İrade için doğru olan, hafıza için daha doğrudur. Çalışmalarım esnasında kaç defa yirmi yıldan beri uyur vaziyette olan bir gözlemin ya da bir okumanın kalıntılarının aniden belirdiğini görmedim! Hiçbir şeyi kaybolmaya terk etmeyen beynin bu gücü öylesine muhteşem ki! Ayrıca konuşurken, yazarken elli yıldan fazlaya ve çalışkan çocukluğuma dayanan edinimleri kullanırım.

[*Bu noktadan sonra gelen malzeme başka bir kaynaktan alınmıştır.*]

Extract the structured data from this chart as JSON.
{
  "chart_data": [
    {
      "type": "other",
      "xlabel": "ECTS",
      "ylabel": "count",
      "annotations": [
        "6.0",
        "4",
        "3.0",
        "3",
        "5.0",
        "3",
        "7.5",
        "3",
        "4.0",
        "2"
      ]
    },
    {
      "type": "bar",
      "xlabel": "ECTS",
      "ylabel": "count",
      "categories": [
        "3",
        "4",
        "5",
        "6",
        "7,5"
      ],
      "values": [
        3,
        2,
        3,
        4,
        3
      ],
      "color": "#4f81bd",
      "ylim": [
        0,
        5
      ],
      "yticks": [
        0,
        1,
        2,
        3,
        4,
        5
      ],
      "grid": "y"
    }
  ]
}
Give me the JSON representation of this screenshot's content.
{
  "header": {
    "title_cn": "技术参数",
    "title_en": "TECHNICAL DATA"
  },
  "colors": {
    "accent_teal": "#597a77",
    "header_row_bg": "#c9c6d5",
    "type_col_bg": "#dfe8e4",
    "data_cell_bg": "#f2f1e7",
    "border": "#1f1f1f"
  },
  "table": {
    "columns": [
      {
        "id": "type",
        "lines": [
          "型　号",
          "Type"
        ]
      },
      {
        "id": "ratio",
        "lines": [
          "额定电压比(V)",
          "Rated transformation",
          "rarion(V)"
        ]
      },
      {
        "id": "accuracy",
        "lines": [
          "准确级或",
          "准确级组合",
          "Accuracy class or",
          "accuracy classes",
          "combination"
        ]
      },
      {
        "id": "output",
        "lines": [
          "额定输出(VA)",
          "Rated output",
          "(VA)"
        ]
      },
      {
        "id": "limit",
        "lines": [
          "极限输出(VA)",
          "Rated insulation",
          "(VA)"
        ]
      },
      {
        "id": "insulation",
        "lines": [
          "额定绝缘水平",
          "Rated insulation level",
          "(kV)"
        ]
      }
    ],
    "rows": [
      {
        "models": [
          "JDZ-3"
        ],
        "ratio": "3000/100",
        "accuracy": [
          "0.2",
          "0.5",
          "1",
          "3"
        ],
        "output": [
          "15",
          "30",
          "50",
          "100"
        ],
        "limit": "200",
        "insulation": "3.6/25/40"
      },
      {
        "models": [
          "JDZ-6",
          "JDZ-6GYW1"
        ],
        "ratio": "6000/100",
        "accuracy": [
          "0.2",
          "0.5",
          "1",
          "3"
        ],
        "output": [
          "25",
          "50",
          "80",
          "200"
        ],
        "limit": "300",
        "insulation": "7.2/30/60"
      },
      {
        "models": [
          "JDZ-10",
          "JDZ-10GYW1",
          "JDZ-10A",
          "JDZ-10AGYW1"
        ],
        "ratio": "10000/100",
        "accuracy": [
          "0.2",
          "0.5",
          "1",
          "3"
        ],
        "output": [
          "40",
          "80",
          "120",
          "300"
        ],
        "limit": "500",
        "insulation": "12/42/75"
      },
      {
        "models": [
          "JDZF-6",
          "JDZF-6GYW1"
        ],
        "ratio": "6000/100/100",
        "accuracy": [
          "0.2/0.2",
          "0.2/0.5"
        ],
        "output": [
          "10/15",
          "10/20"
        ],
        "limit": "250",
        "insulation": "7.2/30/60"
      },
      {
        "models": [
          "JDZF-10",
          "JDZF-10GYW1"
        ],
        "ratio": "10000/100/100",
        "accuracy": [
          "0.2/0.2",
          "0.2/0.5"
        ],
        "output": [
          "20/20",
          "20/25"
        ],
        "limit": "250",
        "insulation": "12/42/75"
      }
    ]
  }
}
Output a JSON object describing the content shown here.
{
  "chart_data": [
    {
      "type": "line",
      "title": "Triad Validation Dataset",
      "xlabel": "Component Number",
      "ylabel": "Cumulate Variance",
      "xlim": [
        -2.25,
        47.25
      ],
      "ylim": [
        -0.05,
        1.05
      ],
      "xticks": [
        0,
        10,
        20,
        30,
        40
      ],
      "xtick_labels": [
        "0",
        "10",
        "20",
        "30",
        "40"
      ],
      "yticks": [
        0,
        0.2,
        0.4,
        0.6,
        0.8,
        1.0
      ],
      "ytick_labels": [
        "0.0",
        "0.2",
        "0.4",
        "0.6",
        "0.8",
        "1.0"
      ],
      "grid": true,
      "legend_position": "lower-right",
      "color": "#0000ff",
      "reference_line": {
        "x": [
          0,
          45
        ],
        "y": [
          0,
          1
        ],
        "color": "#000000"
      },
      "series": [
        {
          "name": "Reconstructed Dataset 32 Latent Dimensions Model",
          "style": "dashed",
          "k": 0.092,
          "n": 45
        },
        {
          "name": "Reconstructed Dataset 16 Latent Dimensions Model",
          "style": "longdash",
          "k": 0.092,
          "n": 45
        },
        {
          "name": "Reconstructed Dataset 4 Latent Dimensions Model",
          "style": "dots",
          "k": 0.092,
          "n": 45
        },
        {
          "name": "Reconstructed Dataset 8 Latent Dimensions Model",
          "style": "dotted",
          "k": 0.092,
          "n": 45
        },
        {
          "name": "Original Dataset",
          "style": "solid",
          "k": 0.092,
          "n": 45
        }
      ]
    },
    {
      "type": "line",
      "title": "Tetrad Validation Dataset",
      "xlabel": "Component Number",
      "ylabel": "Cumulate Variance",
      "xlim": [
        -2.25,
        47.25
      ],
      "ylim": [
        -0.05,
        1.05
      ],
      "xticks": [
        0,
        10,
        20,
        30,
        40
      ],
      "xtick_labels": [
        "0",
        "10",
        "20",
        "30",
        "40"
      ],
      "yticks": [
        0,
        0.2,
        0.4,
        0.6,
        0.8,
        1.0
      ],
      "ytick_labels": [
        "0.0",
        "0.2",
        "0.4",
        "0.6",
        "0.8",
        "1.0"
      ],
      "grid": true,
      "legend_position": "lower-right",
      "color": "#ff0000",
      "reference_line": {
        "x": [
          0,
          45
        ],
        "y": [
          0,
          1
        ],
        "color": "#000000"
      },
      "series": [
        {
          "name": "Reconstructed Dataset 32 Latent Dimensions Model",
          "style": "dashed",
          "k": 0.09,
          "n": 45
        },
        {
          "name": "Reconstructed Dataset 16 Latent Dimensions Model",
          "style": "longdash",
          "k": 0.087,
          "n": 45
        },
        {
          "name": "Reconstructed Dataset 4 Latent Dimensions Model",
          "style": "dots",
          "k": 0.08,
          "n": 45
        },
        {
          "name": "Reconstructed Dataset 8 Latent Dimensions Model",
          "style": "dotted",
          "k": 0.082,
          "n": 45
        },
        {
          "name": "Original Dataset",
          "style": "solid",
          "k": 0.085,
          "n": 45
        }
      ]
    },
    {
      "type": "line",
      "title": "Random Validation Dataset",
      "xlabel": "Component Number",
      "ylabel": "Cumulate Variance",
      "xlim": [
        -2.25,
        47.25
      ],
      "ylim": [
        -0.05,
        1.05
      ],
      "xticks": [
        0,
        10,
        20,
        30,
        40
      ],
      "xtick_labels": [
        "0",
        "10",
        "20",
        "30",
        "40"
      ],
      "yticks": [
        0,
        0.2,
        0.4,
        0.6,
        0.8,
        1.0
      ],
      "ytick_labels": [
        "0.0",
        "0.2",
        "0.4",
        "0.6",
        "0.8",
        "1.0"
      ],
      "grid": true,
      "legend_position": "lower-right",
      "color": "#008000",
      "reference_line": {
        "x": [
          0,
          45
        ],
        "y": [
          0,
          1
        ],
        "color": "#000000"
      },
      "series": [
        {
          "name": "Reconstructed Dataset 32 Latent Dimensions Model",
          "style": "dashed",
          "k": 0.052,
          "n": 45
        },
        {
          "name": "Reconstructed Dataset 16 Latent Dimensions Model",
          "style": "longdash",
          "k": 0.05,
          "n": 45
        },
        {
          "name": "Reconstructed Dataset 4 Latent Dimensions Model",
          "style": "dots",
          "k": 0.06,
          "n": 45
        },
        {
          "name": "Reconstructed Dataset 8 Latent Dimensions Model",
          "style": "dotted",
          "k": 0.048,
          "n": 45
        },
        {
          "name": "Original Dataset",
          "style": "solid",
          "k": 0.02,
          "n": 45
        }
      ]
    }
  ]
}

Bir öğrenci tercümesinin bir cümlesinin anlamını çözmek ya da birbirini izleyen teoremlerin mantıksal sırasını kavramak için titiz bir çaba gösterdiğinde sergilemiş olduğu bu çaba Montaigne’in, Descartes’ın, Lavoisier’nin, Ampere’inkilerden farklı olmaz. Sen nasıl ki cesaretli bir çocuk olarak görevinin başında yer almaktaysan onlar da en iyi anlarında senin yaptığından farklı bir şey yapmadılar. Tüm ruhunla çaba gösterip büyük insanların büyümek için yaptığını aynen tekrarladığın takdirde onların senden üstün bir tarafları kalmaz. Aynı şekilde doğru ve karakteristik terimler kullanarak cümleler yazdığında en büyük yazardan bir farkın kalmayacaktır. Tüm kalbinle çalışmayı başardığın anda en büyüklerle eş değer olursun. Öğretmenler senin üzerinde tek bir üstünlüğe sahiptir: Onlar özverili çabalarını her gün, her hafta, her yıl yenilediler ve bu sayısız çabayı varlık hanelerine kaydeden Dürüst Muhasebeci sayesinde geçmişlerinin onlara sağladığı güç ve kuruşu kuruşuna tasarruf edilen entelektüel servetleriyle senden daha üstün oldular. Ama senin yaşındayken şu anda sahip olduklarından daha fazlasına sahip değillerdi; hatta belki de daha azına sahiplerdi. Sık sık cesaretlerini senin gibi kaybettiler çünkü yolu uzun ve zahmetli buluyorlardı. Senin gibi cesaret gösteren fakat kötü zamanlarda mücadele etmekten vazgeçen geleceğin büyük insanlarının çoğu da doruğa ilerlerken bu şekilde yarı yolda kaldılar. Sen, hesabına her gün capcanlı çabalar eklemeye devam et. Yorgunlukta aşırıya kaçmadan sakince zirve tırmanışını tamamlayıp engin görüş açısına kavuştuğunu göreceksin.